1975 edition of the Davis Cup

The 1975 Davis Cup was the 64th edition of the Davis Cup, the most important tournament between national teams in men's tennis. 55 teams would enter the competition, 32 in the Europe Zone, 12 in the Americas Zone, and 11 in the Eastern Zone. Kenya made its first appearance in the tournament.

Chile defeated South Africa in the Americas Inter-Zonal final, Australia defeated New Zealand in the Eastern Zone final, and Sweden and Czechoslovakia were the winners of the two Europe Zones, defeating Spain and France respectively.

In the Inter-Zonal Zone, Czechoslovakia defeated Australia and Sweden defeated Chile in the semifinals. Sweden then defeated Czechoslovakia in the final to win their first title and become the sixth nation to win the Davis Cup. The final was held at the Kungliga tennishallen in Stockholm, Sweden on 19–21 December.

==Americas Zone==

===Americas Inter-Zonal Final===
Chile vs. South Africa

==Eastern Zone==

===Final===
New Zealand vs. Australia

==Europe Zone==

===Zone A===
====Final====
Spain vs. Sweden

===Zone B===
====Final====
Czechoslovakia vs. France

==Inter-Zonal Zone==
===Semifinals===
Sweden vs. Chile

Czechoslovakia vs. Australia

===Final===
Sweden vs. Czechoslovakia

==Controversy==

The Inter-Zonal Zone semifinal between Sweden and Chile was played on 19–21 September in Båstad, Sweden, two years after Augusto Pinochet's military coup in Chile. Many people in Sweden wanted the match to be cancelled, in protest of the junta's violations of human rights, however others wanted sport and politics to remain separated.

Chilekommittén mobilised protests against the match. The call for the manifestation was issued on July 30, 1975. The slogan of the protests was Stoppa matchen! ('Stop the match'). About 7,000 people took part in the protest. Hundreds of balloons, with names of political prisoners were released in the vicinity of the match venue, guarded by a police force of 1,300. Through Chilean sports commentators on site, news about the protests reached Chile.

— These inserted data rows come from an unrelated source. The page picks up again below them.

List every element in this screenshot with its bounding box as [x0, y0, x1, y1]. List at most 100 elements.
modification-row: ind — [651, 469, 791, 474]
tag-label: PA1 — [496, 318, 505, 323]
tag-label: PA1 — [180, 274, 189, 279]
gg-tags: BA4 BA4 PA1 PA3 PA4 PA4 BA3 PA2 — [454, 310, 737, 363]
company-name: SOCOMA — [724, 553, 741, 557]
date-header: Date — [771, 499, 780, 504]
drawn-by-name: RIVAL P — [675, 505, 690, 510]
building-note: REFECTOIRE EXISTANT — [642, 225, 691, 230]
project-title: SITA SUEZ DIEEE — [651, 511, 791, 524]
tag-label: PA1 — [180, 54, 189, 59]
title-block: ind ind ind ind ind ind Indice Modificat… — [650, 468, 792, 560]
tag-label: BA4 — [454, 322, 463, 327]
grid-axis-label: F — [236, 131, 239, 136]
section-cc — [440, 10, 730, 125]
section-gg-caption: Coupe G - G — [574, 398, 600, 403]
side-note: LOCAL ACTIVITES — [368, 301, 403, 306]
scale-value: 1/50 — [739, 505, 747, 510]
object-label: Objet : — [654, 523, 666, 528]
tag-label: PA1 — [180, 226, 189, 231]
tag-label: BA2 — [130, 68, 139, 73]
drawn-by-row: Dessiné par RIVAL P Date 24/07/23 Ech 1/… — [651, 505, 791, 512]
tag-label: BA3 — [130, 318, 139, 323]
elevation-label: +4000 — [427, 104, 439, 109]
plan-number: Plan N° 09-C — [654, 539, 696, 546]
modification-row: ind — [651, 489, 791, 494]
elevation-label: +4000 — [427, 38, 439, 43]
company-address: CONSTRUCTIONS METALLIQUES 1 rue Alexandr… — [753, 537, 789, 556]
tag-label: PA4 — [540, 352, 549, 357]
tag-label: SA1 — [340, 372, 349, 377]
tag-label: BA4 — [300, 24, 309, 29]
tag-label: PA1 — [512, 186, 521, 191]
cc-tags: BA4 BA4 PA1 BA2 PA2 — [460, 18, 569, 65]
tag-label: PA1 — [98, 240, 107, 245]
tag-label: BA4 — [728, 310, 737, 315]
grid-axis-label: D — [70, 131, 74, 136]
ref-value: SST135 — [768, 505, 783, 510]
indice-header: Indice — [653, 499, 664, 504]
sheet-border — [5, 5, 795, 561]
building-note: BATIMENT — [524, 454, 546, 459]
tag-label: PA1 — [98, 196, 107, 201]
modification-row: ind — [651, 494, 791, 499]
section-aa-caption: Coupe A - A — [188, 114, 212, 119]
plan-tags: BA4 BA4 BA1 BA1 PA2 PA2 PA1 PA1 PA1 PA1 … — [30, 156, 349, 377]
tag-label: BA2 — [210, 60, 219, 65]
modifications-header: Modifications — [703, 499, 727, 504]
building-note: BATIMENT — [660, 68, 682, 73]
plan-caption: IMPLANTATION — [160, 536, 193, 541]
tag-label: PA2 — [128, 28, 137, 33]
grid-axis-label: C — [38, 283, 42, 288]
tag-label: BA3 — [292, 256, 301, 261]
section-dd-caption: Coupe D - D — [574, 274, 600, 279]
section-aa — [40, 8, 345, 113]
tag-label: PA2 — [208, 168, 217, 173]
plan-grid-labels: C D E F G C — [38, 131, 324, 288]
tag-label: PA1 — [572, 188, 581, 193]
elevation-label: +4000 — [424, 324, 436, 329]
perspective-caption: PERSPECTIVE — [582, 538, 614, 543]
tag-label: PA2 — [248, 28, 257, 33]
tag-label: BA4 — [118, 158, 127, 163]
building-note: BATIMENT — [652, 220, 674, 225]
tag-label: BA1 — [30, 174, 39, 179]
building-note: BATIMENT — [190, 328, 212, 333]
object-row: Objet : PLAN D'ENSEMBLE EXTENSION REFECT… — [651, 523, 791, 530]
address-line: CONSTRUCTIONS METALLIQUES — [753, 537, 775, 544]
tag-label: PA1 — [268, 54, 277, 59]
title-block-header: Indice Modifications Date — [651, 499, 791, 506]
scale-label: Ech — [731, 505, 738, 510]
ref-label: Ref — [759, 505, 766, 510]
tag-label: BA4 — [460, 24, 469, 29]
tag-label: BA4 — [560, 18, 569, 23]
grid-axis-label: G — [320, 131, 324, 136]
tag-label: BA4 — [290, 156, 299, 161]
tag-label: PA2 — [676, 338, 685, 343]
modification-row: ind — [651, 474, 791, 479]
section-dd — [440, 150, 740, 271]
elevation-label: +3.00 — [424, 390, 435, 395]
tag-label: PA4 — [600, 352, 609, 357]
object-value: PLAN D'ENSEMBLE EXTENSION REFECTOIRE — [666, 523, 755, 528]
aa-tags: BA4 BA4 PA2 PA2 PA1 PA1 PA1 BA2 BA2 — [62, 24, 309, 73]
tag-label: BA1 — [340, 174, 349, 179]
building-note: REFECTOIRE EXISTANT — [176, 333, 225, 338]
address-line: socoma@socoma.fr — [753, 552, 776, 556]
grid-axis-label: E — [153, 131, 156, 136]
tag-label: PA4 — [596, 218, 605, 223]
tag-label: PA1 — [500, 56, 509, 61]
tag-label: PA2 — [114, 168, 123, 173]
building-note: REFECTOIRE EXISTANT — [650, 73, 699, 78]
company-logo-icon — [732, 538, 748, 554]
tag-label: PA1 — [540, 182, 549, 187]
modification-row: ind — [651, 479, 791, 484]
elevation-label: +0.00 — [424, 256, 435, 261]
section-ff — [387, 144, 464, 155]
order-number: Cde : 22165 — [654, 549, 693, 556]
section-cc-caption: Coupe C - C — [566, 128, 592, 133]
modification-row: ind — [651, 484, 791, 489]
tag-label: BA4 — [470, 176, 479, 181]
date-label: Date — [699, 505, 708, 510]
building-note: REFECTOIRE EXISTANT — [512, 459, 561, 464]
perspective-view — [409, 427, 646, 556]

A special issue of Chilebulletinen was produced for the protests, with 20,000 copies.

The then governing Swedish Social Democratic Party didn't take part in the protests on September 20. A protest march was instead organized in Båstad by the Swedish Social Democratic Youth League on September 18, ending at the town square, where former prime minister Tage Erlander and Sweden's former ambassador to Chile Harald Edelstam (who personally helped rescue over 1,200 political prisoners in Chile after the 1973 coup) addressed a crowd of some 3,000.

Olof Palme's government tried to stop the match, but on September 12 negotiations ended with a decision to play. During the game on September 20, which was guarded by 1,300 police, over 7,000 demonstrators gathered peacefully on the square. The match was played behind closed doors with no spectators present.